By Dr.Louis Rumao

Uncertain world economy, unstable oil market, volatility in major currencies etc make forecasting global rubber economy a real challenge

With rising automotive sales, growing population, increasing disposable income and rising urbanization, especially in the developing countries, the need for industrial rubber products is increasing.
While rubber industry is more than 100 years old, rubber usage continues to be dominated by one major product -– tyre — which is used on bicycles, trucks, aircrafts, automobiles, and off-road vehicles, consuming close to three-fourths of total rubber tonnage. The global rate of growth for tyre manufacturing is projected to be similar to that for industrial manufacturing in general. Growth in general manufacturing will also bolster consumption of rubber in industrial and consumer products. In the industrial rubber segment, construction (roofing) and mechanical goods (hoses, belts, gasket, seals) are estimated to post healthy growth, resulting from increased demand for goods, new construction, machinery and equipment.
Synthetic rubber (SR) is projected to hold steady at 55% of world rubber demand through 2019. Last year, consumption of SR grew faster than NR for the first time in 3 years. While use of SR is expected to become more common in some applications, particularly rubber gloves, natural rubber will continue to dominate the tyre industry.
While NR price trends with supply & demand, the SR price clearly trends with oil price. Last year world NR output grew only a little over 1 per cent. The slow growth rate may continue for the next few years, unless the NR price takes a jump.
Stocks to consumption ratio for both NR and SR have been relatively stable recently, and are expected to remain the same in the near future.
World demand for rubber is forecast to rise 3.9 per cent per year to 33 million tonnes in 2019. Gains will be driven by increased tyre manufacturing, which represents by far the largest application for rubber. Rising income levels in developing regions, particularly in the Asia/Pacific region, will support gains in motor vehicle manufacturing and usage, fueling demand for tyres and, in turn, for rubber. “Growth in manufacturing activity will also support increased demand for rubber in non-tyre applications such as automotive components, industrial rubber products, medical products and footwear,” according to the Fredonia Group analyst Elliott Woo.
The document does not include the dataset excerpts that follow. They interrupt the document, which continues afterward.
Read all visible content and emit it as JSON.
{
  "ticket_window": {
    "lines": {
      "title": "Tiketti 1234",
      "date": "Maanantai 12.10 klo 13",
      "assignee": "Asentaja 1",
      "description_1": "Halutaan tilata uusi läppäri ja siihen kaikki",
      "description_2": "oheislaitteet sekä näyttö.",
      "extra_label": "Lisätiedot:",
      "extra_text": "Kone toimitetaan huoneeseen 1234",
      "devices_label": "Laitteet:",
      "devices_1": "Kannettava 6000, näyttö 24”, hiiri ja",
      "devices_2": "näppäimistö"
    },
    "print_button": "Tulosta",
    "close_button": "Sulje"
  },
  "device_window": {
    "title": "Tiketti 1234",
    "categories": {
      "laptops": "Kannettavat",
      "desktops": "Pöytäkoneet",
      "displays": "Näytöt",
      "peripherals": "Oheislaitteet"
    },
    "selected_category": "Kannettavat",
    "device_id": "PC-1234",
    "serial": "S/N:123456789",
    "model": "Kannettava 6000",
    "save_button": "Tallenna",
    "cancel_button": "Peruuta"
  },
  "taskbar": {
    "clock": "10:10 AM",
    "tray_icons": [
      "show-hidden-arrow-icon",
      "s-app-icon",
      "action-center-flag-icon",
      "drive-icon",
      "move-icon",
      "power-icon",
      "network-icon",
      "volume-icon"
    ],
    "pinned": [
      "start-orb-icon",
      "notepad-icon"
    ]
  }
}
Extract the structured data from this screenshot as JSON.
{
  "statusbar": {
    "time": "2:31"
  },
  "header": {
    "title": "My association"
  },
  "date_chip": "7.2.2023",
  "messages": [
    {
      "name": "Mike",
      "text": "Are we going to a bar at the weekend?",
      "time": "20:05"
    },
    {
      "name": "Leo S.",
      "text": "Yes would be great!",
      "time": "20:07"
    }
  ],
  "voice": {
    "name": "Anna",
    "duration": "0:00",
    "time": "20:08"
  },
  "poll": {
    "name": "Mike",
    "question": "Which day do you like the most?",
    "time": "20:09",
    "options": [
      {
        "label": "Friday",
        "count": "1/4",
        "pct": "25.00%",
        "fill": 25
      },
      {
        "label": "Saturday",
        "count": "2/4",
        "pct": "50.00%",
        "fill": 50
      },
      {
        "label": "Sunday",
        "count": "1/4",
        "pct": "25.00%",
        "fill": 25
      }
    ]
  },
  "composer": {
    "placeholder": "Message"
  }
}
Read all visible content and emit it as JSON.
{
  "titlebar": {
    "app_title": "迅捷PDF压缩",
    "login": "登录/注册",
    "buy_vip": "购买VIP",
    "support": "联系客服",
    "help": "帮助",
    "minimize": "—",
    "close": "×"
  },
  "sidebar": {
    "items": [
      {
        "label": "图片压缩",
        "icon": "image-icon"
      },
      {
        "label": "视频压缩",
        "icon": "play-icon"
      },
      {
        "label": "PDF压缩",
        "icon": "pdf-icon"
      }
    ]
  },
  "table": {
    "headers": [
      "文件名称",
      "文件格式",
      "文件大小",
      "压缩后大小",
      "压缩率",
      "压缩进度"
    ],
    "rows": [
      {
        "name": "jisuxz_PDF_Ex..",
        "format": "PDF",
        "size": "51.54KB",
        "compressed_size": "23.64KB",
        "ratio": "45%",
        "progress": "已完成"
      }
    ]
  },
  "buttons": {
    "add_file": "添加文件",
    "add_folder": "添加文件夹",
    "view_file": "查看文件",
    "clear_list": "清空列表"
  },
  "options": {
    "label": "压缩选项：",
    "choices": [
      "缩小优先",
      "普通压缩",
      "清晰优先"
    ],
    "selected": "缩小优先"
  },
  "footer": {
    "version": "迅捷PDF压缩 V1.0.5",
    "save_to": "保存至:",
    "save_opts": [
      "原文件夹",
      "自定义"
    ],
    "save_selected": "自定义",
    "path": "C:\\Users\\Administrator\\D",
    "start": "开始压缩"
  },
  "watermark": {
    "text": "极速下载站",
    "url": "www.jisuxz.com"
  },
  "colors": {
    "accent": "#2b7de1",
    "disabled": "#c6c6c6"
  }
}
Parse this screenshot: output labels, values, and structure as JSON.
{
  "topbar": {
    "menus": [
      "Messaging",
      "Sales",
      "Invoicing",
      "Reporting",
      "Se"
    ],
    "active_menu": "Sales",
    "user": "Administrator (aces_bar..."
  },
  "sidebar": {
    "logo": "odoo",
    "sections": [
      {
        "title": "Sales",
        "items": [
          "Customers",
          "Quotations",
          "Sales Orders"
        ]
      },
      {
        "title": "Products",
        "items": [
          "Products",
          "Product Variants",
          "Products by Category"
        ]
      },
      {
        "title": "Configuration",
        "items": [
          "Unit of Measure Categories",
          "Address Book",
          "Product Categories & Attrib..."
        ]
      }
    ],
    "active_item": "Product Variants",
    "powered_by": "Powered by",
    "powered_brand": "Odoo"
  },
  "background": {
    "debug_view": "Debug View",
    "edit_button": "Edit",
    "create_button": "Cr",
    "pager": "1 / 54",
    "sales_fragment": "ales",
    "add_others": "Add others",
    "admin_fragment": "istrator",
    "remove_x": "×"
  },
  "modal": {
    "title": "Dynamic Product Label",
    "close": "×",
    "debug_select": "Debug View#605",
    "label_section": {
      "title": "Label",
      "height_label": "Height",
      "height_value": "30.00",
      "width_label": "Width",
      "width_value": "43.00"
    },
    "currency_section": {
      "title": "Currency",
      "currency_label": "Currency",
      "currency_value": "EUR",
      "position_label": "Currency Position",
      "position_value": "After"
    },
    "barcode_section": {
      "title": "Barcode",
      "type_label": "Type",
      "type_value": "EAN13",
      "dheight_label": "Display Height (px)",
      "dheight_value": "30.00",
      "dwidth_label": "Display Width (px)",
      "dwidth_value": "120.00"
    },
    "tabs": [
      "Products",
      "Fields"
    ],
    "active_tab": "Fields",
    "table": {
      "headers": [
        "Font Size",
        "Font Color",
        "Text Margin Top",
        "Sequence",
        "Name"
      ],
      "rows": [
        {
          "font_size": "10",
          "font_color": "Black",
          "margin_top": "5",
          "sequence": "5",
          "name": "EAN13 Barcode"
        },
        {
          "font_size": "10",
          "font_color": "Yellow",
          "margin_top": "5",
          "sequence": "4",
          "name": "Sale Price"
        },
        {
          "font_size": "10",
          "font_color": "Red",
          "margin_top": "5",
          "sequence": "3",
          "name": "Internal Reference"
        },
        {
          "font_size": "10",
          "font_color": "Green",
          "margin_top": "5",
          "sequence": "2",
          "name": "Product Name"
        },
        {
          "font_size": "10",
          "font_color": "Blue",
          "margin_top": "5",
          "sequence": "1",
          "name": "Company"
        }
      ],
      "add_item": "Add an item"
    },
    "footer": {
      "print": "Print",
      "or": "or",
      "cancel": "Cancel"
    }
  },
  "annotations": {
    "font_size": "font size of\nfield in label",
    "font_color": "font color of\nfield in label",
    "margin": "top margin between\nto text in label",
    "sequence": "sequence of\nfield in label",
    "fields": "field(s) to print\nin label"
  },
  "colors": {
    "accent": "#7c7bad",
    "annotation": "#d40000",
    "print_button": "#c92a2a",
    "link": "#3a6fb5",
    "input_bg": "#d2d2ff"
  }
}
The Asia/Pacific region is projected to post the fastest growth in rubber consumption through 2019 and will account for nearly two-thirds of global demand in that year.

Driving for growth

Profitable companies practise total cost management through optimized sourcing, economy of scale, value engineering and lean manufacturing. They also pay special attention to worker skill development and maintaining a large talent pool. However, for GROWTH, companies need to have the following:
– Best-value, innovative product
– Effective marketing whereby your customers feel that they would be losers if they do not buy your product.
When you have achieved the above, your products will sell themselves!
Also, beware of new challenges and opportunities:
– Need for green, environmentally sustainable products and operations involving alternative energy, water conservation, emission and effluent controls. You can be pro-active or be forced by customers and regulatory edicts!
– Bio materials from renewable resources
– Nanotechnology fillers to improve product performance.
With the current uncertain world economy, unstable oil market and volatility in major currencies, forecasting global rubber economy remains challenging.